MUMBAI (Reuters) - Pakistan go into cricket matches against arch-rivals India feeling like the weaker team these days, former fast bowling ace Waqar Younis has said following Sunday’s World Cup encounter.
India extended their unblemished World Cup record against their South Asian neighbours to 7-0, Virat Kohli’s men securing an 89-run win via the Duckworth-Lewis method in a stop-start match at Manchester that drew a massive global audience.
“In the last few years, there’s been a massive difference India and Pakistan - and again it showed at Old Trafford on Sunday,” former Pakistan captain Younis wrote in a column for the International Cricket Council.
“We had good sides in the 1990s, but now I think this India team intimidates Pakistan. When Pakistan teams head into these games, they are always under pressure and feel like they’re the weaker team,” said Younis, who has also coached Pakistan.
“That culture needs to change first, and then the fitness level needs to match the Indian players.”
Organisers received nearly 800,000 applications for tickets at the 23,000-capacity Old Trafford cricket ground in Manchester to watch the former champions, who only play each other in global tournaments because of their soured political relations.
The nuclear-armed South Asian neighbours have gone to war three times since independence in 1947 and cricket matches between the two countries are considered among the most intense sporting rivalries on the planet.

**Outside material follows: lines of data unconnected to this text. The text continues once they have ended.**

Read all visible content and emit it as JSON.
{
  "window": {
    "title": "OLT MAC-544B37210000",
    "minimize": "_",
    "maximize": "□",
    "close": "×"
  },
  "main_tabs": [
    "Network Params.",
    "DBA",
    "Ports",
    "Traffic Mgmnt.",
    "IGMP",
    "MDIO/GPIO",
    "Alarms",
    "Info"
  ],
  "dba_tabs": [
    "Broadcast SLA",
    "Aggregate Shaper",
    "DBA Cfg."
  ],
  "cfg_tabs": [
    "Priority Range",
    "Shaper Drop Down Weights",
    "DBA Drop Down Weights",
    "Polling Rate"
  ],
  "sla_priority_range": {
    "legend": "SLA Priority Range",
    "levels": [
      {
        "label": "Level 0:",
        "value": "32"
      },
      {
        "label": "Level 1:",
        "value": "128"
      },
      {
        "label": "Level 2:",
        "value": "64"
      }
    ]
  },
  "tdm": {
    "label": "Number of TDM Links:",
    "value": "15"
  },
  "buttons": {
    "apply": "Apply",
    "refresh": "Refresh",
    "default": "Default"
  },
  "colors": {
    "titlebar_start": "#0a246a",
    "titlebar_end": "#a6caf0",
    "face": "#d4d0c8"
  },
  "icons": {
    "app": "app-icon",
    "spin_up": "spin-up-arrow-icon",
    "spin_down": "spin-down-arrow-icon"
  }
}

While Pakistan boast a superior head-to-head record against India in one-day internationals overall the men in blue have dominated recent clashes.
Sunday’s defeat left Pakistan ninth in the 10-team standings with three points from five matches but their next opponents South Africa have not fared much better and are only one spot above in the table.
Younis, 47, a reverse swing master in his playing days, believes the 1992 champions can still resurrect their campaign.
“The good thing is Pakistan now have one week off before the next game against South Africa,” he said. “They’ll have time to go back and reflect on the mistakes that have been made, and what needs to change.
“The South Africans are also down, so it’s a match between two teams that have not really justified their potential yet.
“All is not lost, despite the blow of this latest defeat. I feel that if Pakistan win all four games, there’s still a chance they go through.”